O resultado das urnas, com Jair Bolsonaro e Fernando Haddad no segundo turno, aponta para três questões que decidirão a eleição e a governabilidade a partir de 2019. A primeira é o que explica a ascensão de Jair Bolsonaro. A segunda é o sentido da polarização entre petismo e antipetismo que a conjuntura pós 2014 gerou. A última questão é qual será a nova postura do poder judiciário e do mercado, ou seja, das instituições não eleitorais no segundo turno.

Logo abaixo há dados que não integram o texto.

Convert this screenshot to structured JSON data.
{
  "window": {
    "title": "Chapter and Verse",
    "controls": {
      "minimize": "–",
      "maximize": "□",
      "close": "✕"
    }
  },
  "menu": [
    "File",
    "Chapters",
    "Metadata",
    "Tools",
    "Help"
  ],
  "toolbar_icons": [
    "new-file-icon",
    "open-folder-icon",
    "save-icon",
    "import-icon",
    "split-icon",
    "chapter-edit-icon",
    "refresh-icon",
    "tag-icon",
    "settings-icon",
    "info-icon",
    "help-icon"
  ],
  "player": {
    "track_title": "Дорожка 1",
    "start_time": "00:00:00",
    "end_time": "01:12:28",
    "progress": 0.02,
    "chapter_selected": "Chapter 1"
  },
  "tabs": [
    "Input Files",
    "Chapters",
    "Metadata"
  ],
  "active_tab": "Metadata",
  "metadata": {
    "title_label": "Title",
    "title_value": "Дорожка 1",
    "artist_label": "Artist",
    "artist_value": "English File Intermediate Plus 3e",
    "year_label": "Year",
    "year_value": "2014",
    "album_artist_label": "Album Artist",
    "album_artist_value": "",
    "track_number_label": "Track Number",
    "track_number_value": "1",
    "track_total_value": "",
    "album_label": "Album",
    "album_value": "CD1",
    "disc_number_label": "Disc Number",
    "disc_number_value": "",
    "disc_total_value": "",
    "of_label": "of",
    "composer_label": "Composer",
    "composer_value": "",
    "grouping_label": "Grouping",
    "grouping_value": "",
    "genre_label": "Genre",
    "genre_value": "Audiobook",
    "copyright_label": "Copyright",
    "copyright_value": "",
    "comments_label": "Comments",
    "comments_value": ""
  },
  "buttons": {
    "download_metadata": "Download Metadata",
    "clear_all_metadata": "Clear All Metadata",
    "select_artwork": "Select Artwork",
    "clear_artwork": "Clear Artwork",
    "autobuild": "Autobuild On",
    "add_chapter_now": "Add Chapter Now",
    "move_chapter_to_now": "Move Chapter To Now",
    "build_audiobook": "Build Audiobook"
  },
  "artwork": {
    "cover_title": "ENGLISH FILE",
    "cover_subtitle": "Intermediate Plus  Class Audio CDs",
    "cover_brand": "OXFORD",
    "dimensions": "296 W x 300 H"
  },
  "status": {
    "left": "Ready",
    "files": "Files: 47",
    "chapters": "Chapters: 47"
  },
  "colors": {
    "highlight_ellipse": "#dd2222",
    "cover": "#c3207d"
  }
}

É importante analisar o fenômeno Bolsonaro e seu papel na polarização política. Jair Bolsonaro foi um candidato completamente atípico até a semana passada. Ele não participou de debates e nem teve tempo de televisão até que o atentado sofrido em Juiz de Fora o alçou para perto do patamar de 30% das intenções de voto. Vale a pena tentar estabelecer um retrato mais fiel do candidato que quase ganhou as eleições presidenciais no primeiro turno. Bolsonaro, até a votação do impeachment da ex-presidente Dilma, era um personagem secundário na Câmara dos Deputados. Não participou ativamente de nenhuma das votações importantes no Congresso Nacional nos últimos 15 anos. O seu padrão de votação é claro: um estatista com traços de corporativismo militar e posturas radicais anti-esquerda. Vejamos os seus principais votos: foi contra o plano real, contra o fim do monopólio estatal do petróleo, contra a reforma da previdência proposta pelo governo Lula em 2003 e contra o teto salarial do funcionalismo. Ao mesmo tempo, suas emendas de bancada mostram apenas preocupações corporativas. O foco na segurança pública rendeu uma emenda no valor de 200 mil reais. Já o Ministério da Defesa recebeu emendas de 30 milhões de reais, valor aplicado na assistência odontológica aos militares e em ambulâncias para as UTIs das Forças Armadas. Assim, Bolsonaro é um deputado que não mostra nada mais do que uma defesa corporativista das Forças Armadas e uma agenda moral conservadora. Tudo o mais em relação ao candidato que recebeu cerca de 46% dos votos nas eleições de domingo está em aberto. Assim, o segundo turno terá de cumprir dois papeis: expor os candidatos ao eleitorado, o que até agora não ocorreu, e permitir que o debate sobre proposta para a reorganização do estado brasileiro ocorra.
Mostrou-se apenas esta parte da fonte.